Pipeline

Pipeline data model.

Defines Pipeline — a networkx.DiGraph of Step nodes — along with the configuration classes that describe pipeline-level settings such as the pipeline name, KFP host, volumes, and Katib experiments.

class kale.pipeline.VolumeConfig(*args, **kwargs)[source]

Bases: Config

Used for validating the volumes field of NotebookConfig.

name = <kale.config.config.Field object>
mount_point = <kale.config.config.Field object>
snapshot = <kale.config.config.Field object>
snapshot_name = <kale.config.config.Field object>
size = <kale.config.config.Field object>
size_type = <kale.config.config.Field object>
type = <kale.config.config.Field object>
annotations = <kale.config.config.Field object>
storage_class_name = <kale.config.config.Field object>
volume_access_mode = <kale.config.config.Field object>
class kale.pipeline.KatibConfig(*args, **kwargs)[source]

Bases: Config

Used to validate the katib_metadata field of NotebookConfig.

parameters = <kale.config.config.Field object>
objective = <kale.config.config.Field object>
algorithm = <kale.config.config.Field object>
maxTrialCount = <kale.config.config.Field object>
maxFailedTrialCount = <kale.config.config.Field object>
parallelTrialCount = <kale.config.config.Field object>
class kale.pipeline.SecurityContextConfig(*args, **kwargs)[source]

Bases: Config

Configuration for Kubernetes security context settings.

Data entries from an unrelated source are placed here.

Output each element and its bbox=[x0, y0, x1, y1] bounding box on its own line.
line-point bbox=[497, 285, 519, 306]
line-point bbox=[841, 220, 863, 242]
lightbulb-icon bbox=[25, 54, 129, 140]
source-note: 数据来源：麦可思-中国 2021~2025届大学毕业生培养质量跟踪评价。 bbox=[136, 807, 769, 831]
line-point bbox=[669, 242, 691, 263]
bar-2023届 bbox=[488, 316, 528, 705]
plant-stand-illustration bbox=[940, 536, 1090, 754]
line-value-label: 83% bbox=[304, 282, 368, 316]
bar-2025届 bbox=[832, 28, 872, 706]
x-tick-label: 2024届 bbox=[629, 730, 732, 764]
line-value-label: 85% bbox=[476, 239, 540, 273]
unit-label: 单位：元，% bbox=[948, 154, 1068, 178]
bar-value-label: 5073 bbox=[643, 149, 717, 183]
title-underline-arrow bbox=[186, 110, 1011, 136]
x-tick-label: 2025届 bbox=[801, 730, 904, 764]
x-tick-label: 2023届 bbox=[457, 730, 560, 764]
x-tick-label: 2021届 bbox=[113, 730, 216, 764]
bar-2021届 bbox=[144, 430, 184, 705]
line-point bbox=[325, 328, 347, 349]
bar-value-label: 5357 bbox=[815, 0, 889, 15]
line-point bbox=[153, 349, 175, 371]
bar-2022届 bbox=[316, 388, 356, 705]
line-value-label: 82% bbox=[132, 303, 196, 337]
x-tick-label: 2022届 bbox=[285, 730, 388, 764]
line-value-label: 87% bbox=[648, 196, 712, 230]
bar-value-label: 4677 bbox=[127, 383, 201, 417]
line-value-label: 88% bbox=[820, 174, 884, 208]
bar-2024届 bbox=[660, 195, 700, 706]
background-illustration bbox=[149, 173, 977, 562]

These settings control the security context applied to all pipeline steps. Can be configured via JupyterLab settings or KALE_* environment variables.

enabled = <kale.config.config.Field object>
run_as_user = <kale.config.config.Field object>
run_as_group = <kale.config.config.Field object>
run_as_non_root = <kale.config.config.Field object>
class kale.pipeline.PipelineConfig(*args, **kwargs)[source]

Bases: Config

Main config class to validate the pipeline metadata.

pipeline_name = <kale.config.config.Field object>
experiment_name = <kale.config.config.Field object>
pipeline_description = <kale.config.config.Field object>
base_image = <kale.config.config.Field object>
enable_caching = <kale.config.config.Field object>
volumes = <kale.config.config.Field object>
katib_run = <kale.config.config.Field object>
katib_metadata = <kale.config.config.Field object>
abs_working_dir = <kale.config.config.Field object>
marshal_volume = <kale.config.config.Field object>
marshal_path = <kale.config.config.Field object>
steps_defaults = <kale.config.config.Field object>
kfp_host = <kale.config.config.Field object>
storage_class_name = <kale.config.config.Field object>
volume_access_mode = <kale.config.config.Field object>
timeout = <kale.config.config.Field object>
security_context = <kale.config.config.Field object>
output_path = <kale.config.config.Field object>
property source_path

Get the path to the main entry point script.

class kale.pipeline.Pipeline(config: PipelineConfig, *args, **kwargs)[source]

Bases: DiGraph

A Pipeline that can be converted into a KFP pipeline.

This class is used to define a pipeline, its steps and all its configurations. It extends nx.DiGraph to exploit some graph-related algorithms but provides helper functions to work with Step objects instead of standard networkx “nodes”. This makes it simpler to access the steps of the pipeline and their attributes.

pipeline_parameters: dict[str, PipelineParam]
run()[source]

Runs the steps locally in topological sort.

add_step(step: Step)[source]

Add a new Step to the pipeline.

add_dependency(parent: Step, child: Step)[source]

Link two Steps in the pipeline.

get_step(name: str) Step[source]

Get the Step with the provided name.

property steps: Iterable[Step]

Get the Steps objects sorted topologically.

property steps_names

Get all Steps’ names, sorted topologically.

property all_steps_parameters

Create a dict with step names and their parameters.

property pipeline_dependencies_tasks

Generate a dictionary of Pipeline dependencies.

property pps_names

Get the names of the pipeline parameters sorted.

property pps_types

Get the types of the pipeline parameters, sorted by name.

property pps_values

Get the values of the pipeline parameters, sorted by name.

get_ordered_ancestors(step_name: str) Iterable[Step][source]

Return the ancestors of a step in an ordered manner.

Wrapper of graphutils.get_ordered_ancestors.

Returns:

A Steps iterable.

Return type:

Iterable[Step]

get_leaf_steps()[source]

Get the list of leaf steps of the pipeline.

A step is considered a leaf when its in-degree is > 0 and its out-degree is 0.

Returns (list): A list of leaf Steps.

override_pipeline_parameters_from_kwargs(**kwargs)[source]

Overwrite the current pipeline parameters with provided inputs.

show()[source]

Print the pipeline nodes and dependencies in a table.